Castro agreed following a -meeting with Roman Catholic Cardinal Jamie Ortega to release 52 prisoners of conscience held since the 2003 crackdown on peaceful dissent. The July 7 deal called for all the prisoners to be free in three to four months, a period that ended at midnight on Sunday.
A prominent church official expressed surprise at the lack of progress.
“It is not what we thought would happen,” the Reverend Jose Felix Perez, who coordinates Cuba’s Catholic Bishops Conference, said on Sunday as it became increasingly clear no releases were imminent.
Ladies in white
He commented after celebrating Mass for the Damas de Blanco, or Ladies in White, the dissident group made up of family members of the 2003 prisoners.
Cuban officials have declined to comment on the deadline.
At first, the government moved swiftly to make good on the deal, sending 39 prisoners into exile in Spain, along with their families.
Authorities even agreed to free 14 other prisoners who were in jail for violent — but politically motivated — crimes. They, too, were sent to Spain, though the agreement struck with the Church made no mention of exile being a condition for release.
However, progress has stalled recently.
The remaining 13 prisoners of conscience have refused to leave the nation, a direct challenge to the government.
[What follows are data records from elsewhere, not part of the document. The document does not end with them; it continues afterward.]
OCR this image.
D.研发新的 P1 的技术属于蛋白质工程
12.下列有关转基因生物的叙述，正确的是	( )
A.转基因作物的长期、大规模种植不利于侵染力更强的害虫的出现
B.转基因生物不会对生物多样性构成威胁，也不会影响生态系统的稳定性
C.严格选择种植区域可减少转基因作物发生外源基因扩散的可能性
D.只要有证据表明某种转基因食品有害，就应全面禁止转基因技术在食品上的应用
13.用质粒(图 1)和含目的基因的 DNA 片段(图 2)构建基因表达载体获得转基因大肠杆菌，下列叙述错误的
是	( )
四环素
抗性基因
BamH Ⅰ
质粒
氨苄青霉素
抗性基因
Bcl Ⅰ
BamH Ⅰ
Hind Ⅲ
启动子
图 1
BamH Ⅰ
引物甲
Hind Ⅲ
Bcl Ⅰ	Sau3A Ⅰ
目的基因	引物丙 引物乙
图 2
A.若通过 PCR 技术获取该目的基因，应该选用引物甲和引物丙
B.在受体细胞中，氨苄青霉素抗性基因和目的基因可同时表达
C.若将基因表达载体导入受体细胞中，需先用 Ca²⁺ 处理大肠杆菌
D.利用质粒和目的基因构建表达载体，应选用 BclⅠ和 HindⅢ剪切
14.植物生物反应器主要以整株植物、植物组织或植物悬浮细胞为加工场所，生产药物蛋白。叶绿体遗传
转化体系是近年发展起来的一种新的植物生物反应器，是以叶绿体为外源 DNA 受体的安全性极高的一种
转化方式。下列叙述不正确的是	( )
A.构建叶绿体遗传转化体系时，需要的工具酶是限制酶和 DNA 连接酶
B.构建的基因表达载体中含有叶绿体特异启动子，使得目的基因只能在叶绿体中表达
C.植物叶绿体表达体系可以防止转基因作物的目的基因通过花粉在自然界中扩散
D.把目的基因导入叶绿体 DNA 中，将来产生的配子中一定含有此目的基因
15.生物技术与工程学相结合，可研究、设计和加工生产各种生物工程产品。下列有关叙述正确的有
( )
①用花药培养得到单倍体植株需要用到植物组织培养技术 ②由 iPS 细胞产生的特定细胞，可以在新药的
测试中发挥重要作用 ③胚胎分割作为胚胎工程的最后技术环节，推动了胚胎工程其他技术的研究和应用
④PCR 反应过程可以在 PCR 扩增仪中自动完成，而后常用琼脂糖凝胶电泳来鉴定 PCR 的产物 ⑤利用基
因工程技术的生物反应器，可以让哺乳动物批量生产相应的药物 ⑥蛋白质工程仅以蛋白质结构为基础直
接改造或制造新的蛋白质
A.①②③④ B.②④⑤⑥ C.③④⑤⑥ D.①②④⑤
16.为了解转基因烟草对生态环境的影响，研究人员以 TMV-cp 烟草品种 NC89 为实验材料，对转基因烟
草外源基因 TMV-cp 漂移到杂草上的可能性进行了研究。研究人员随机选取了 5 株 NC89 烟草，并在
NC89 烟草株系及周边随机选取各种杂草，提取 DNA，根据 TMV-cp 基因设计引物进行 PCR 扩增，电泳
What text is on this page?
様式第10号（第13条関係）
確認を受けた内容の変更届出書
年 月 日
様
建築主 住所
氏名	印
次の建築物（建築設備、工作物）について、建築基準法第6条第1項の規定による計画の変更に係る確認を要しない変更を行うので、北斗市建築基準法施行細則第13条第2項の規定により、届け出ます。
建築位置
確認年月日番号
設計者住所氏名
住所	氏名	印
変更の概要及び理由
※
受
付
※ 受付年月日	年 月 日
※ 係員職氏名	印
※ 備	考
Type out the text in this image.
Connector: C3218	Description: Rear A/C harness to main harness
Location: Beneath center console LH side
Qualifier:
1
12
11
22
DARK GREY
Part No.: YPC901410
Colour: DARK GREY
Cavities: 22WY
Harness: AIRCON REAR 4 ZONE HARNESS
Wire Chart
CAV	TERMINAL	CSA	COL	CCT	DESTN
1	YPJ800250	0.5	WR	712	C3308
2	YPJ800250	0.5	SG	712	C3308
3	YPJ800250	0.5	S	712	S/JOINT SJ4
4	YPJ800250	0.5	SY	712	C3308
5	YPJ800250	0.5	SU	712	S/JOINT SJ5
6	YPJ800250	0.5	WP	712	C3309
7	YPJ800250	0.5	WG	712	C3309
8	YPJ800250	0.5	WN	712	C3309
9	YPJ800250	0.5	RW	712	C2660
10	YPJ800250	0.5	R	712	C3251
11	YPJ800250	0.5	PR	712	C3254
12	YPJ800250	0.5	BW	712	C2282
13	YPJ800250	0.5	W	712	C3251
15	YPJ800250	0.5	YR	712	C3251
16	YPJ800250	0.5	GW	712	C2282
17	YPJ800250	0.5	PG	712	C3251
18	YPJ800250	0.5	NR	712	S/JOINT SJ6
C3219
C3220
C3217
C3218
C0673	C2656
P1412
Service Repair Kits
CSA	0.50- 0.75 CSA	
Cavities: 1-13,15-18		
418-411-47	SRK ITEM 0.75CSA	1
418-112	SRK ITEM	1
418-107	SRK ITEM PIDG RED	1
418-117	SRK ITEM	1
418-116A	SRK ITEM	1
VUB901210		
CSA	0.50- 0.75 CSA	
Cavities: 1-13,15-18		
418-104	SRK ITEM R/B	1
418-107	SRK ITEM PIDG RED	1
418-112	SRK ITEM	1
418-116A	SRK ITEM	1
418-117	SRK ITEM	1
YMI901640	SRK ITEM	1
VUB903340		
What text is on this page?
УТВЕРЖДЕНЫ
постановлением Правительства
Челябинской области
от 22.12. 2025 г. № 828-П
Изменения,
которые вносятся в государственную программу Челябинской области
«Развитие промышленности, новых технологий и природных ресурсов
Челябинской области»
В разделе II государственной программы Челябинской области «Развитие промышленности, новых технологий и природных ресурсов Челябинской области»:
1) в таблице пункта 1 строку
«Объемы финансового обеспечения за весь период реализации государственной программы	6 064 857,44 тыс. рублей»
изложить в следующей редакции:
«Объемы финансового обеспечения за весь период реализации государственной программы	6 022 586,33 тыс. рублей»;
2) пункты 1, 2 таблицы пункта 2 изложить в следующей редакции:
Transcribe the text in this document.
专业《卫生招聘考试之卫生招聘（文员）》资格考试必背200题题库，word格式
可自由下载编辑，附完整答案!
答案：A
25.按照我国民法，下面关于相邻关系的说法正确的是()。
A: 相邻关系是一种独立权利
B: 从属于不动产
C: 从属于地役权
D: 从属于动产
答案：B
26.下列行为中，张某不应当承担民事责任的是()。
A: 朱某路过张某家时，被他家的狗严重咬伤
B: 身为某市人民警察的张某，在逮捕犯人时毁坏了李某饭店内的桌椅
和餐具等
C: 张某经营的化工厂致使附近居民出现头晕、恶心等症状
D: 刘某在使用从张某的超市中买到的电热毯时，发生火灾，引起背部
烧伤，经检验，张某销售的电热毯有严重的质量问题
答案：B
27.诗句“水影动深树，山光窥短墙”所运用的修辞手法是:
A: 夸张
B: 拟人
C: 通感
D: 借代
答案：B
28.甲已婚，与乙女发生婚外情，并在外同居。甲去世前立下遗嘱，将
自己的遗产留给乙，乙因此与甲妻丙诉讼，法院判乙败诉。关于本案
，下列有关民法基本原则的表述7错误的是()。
Some say they will continue to press for democratic political change the moment they leave jail.
“We won’t stop fighting, whether they release them or not,” Laura Pollan, a Damas leader, said following a quiet protest by 30 women on Sunday on Havana’s grand Fifth Avenue thoroughfare.
Her husband, Hector Maseda, 67, is serving a 20-year term for treason and other crimes.
Pollan said if the government fails to release the men, “it will show that their word has no value, and that they cannot be believed.”
Pollan said the group would step up its protests, though she gave no details.
Elizardo Sanchez, the head of the Havana-based Cuban Commission on Human Rights and National Reconciliation, said the government was throwing away what good faith it had earned in the past few months.
‘Fraud’
“To not release them would be fatal to the promise given to the church, and a fraud against the international community,” Sanchez said.
Many in Europe had applauded the release deal and the gesture even earned grudging approval from the US, which has been at odds with Cuba for more than a half century.
A delay could set back US President Barack Obama’s long-rumored plans to loosen travel restrictions and make it easier for students, academics and researchers to visit the island nation. US tourists are effectively barred from traveling to Cuba.
Hypocritical
Havana calls US criticism of its behavior hypocritical, saying Washington does not have a perfect human rights record either. Cuban officials note the US government is friendly with many regimes accused of torture and other abuses and counts dictators and strongmen among its allies.
Cuba considers all its dissidents to be common criminals and says they receive money from the US for the express purpose of bringing down the nation’s communist system.
As for Farinas, the dissident threatening to start a new hunger strike, officials say his legal problems include violent behavior toward a coworker. They also say he has lived through two dozen hunger strikes only because of the medical attention given to him by government doctors.